Ajmal is the second senior Pakistani militant commander to have been killed in Afghanistan in nearly two weeks. The US-led NATO and Afghan forces killed leading Pakistani Taliban commander Azam Tariq and his son in Paktika earlier on September 25.
Ajmal is a leader of the banned Lashkar-e-Jhangvi (LeJ); he had fled to Waziristan after the attack and was associated with Hakimullah Mehsood, the chief of the outlawed Tehreek-e-Taliban Pakistan (TTP). Mehsood himself was killed three years ago in a US drone attack.
Ajmal moved to Afghanistan from Waziristan like many other Pakistani militants and had been living with Mehsud Taliban in the Afghan province of Paktika, which borders Pakistan.
The attack on the Sri Lankan cricket team by a dozen gunmen at Lahore’s Liberty Chowk on March 4, 2009 claimed the lives of seven police officials. Cricketers Mahela Jayawaredene, Kumar Sangakkara, Ajantha Mendis, Thilan Samaraweera, Tharanga Paranavitana and Chaminda Vaas were injured.
The Express Tribune reports that Qari Ajmal was killed in a joint operation by foreign and Afghan troops in Aurgon area of Paktika.

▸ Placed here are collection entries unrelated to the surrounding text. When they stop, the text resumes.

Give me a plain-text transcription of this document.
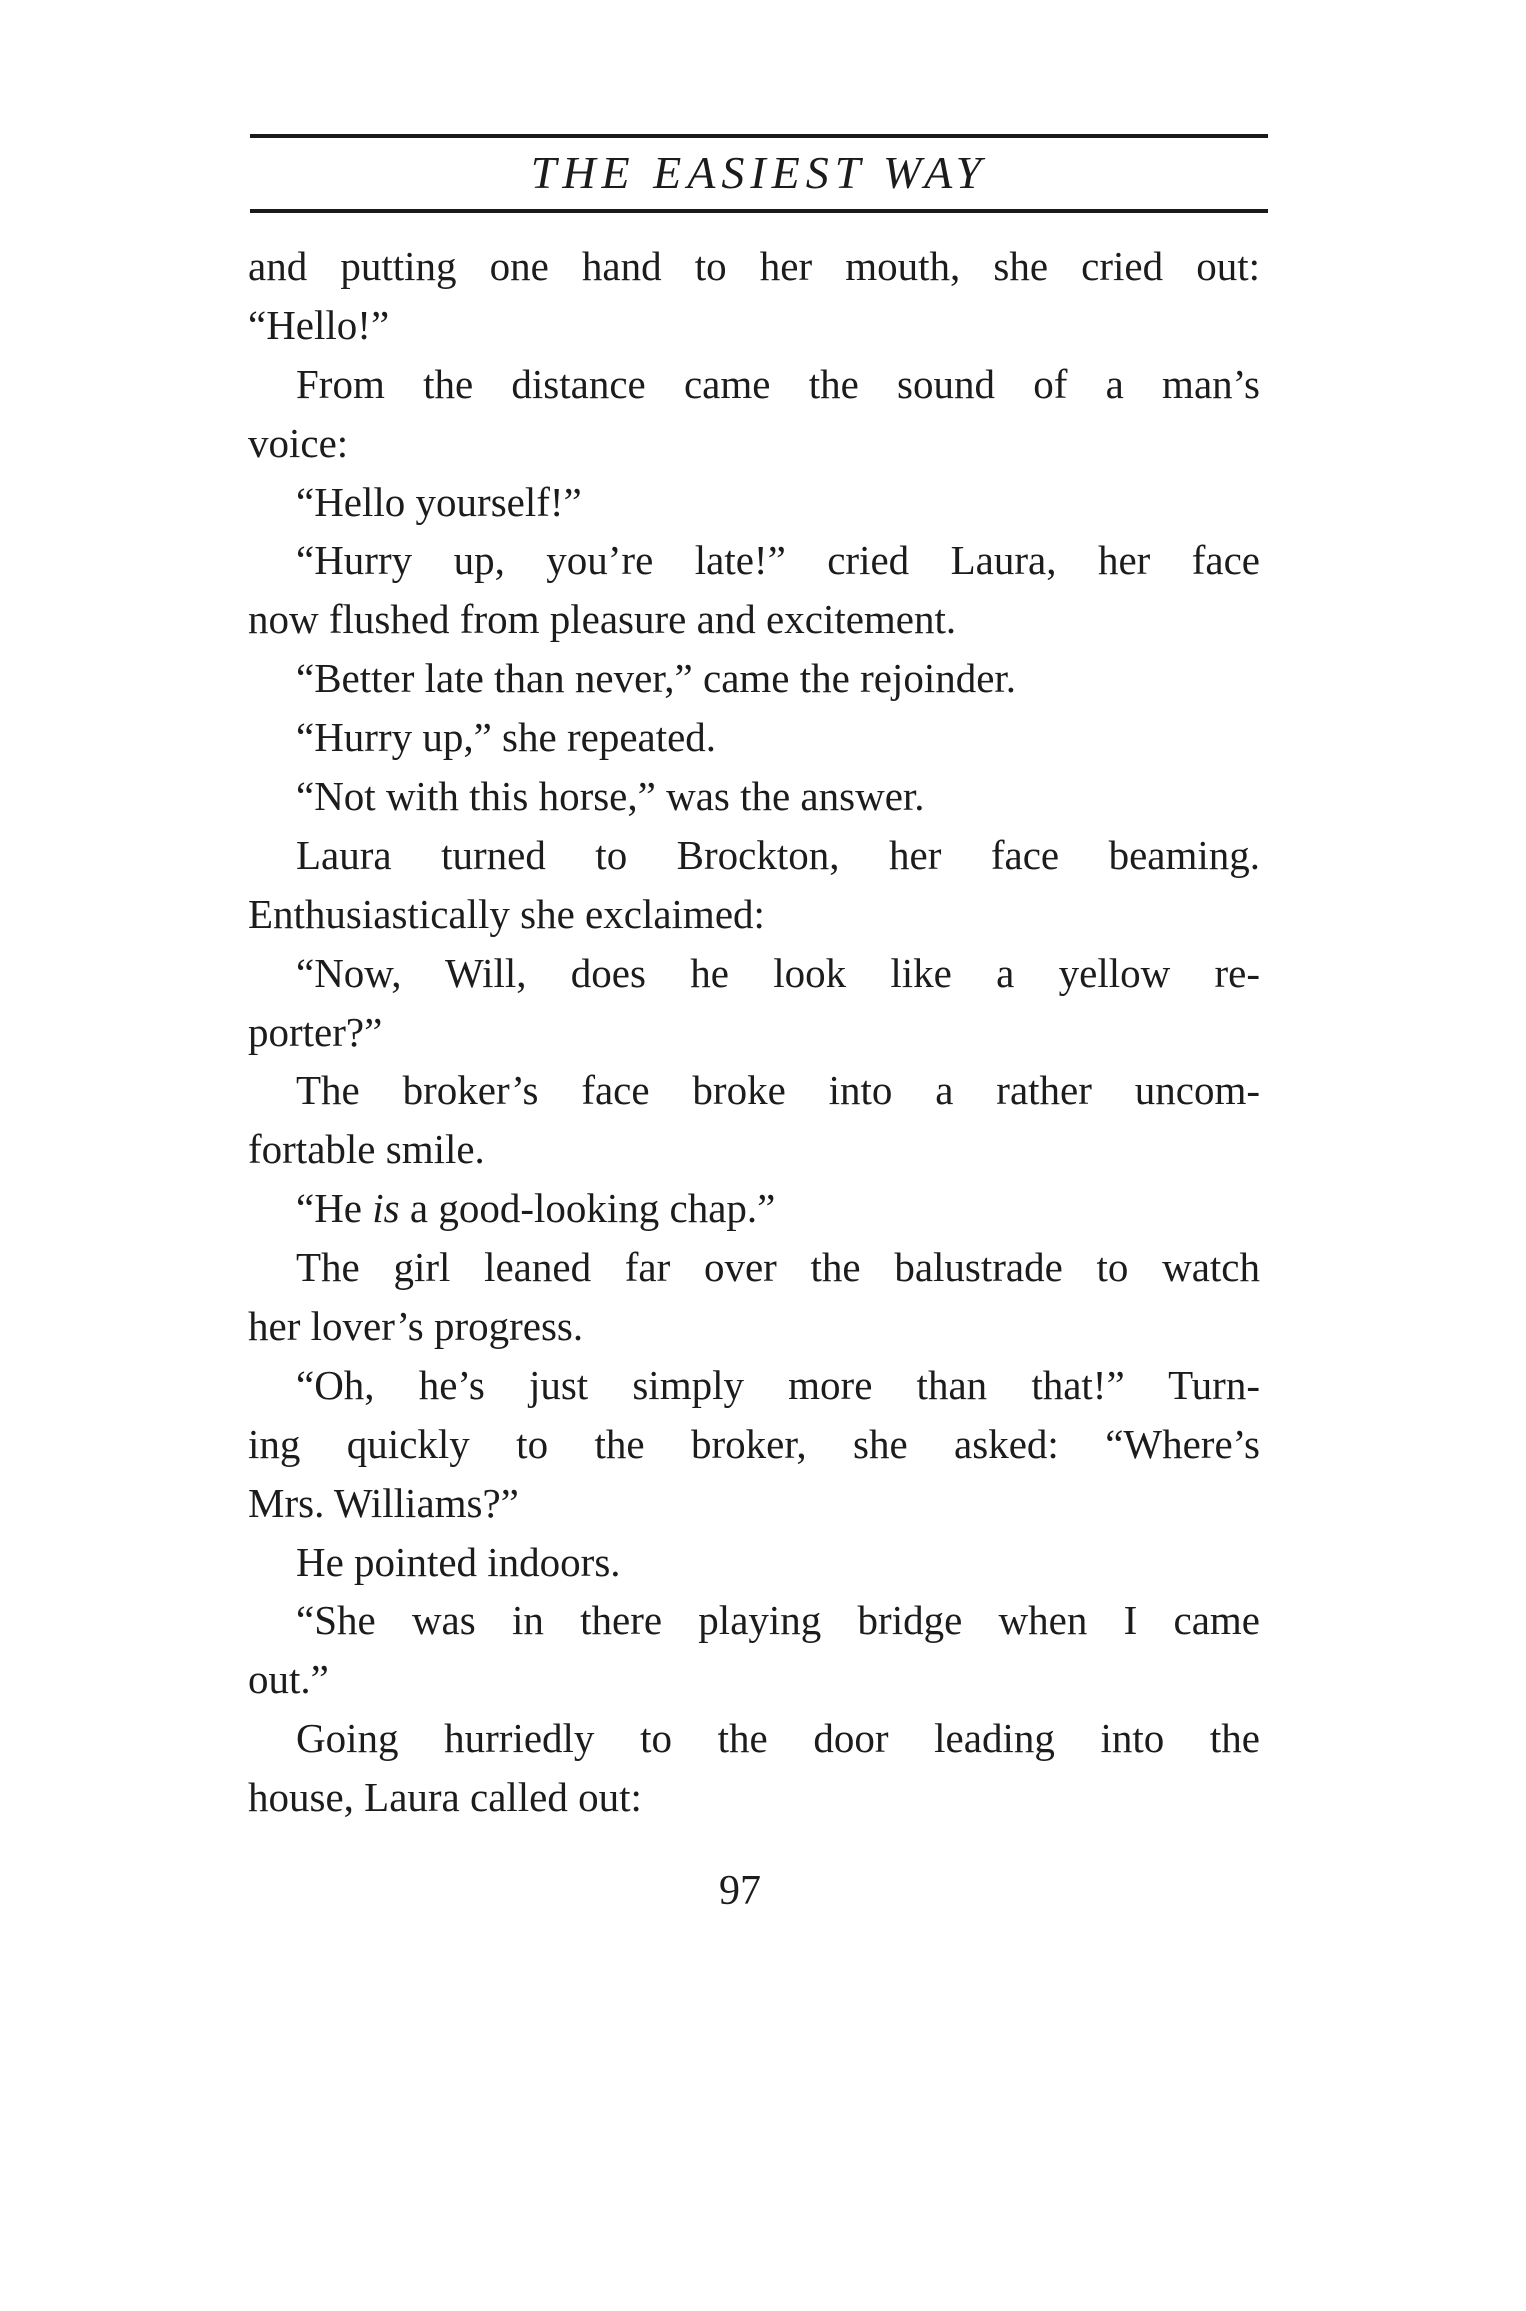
THE EASIEST WAY
and putting one hand to her mouth, she cried out:
“Hello!”
From the distance came the sound of a man’s
voice:
“Hello yourself!”
“Hurry up, you’re late!” cried Laura, her face
now flushed from pleasure and excitement.
“Better late than never,” came the rejoinder.
“Hurry up,” she repeated.
“Not with this horse,” was the answer.
Laura turned to Brockton, her face beaming.
Enthusiastically she exclaimed:
“Now, Will, does he look like a yellow re-
porter?”
The broker’s face broke into a rather uncom-
fortable smile.
“He is a good-looking chap.”
The girl leaned far over the balustrade to watch
her lover’s progress.
“Oh, he’s just simply more than that!” Turn-
ing quickly to the broker, she asked: “Where’s
Mrs. Williams?”
He pointed indoors.
“She was in there playing bridge when I came
out.”
Going hurriedly to the door leading into the
house, Laura called out:
97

In August, three suspected terrorists, who were allegedly involved in the attack on the Sri Lankan team, were killed in a police encounter in Lahore’s Manawan area.  They had been identified as Zubair, alias Naik Muhammad, Abdul Wahab, and Ateequr Rehman
According to Punjab’s Counter Terrorism Department, police had arrested a suspect while investigating a bomb attack at Moon Market that killed over 50 people. The suspect revealed to investigators that the attack had been planned at a house in Lakho Der village in Manawan. As the suspect led a CTD team to a place near Mian Town Bridge, seven to eight militants opened indiscriminate fire on them. The police immediately took cover and returned fire.
When the gunfight ended, three attackers and the suspect in police custody lay dead, while the rest of the attackers managed to flee. Police also claimed that they found a cache of arms at the site.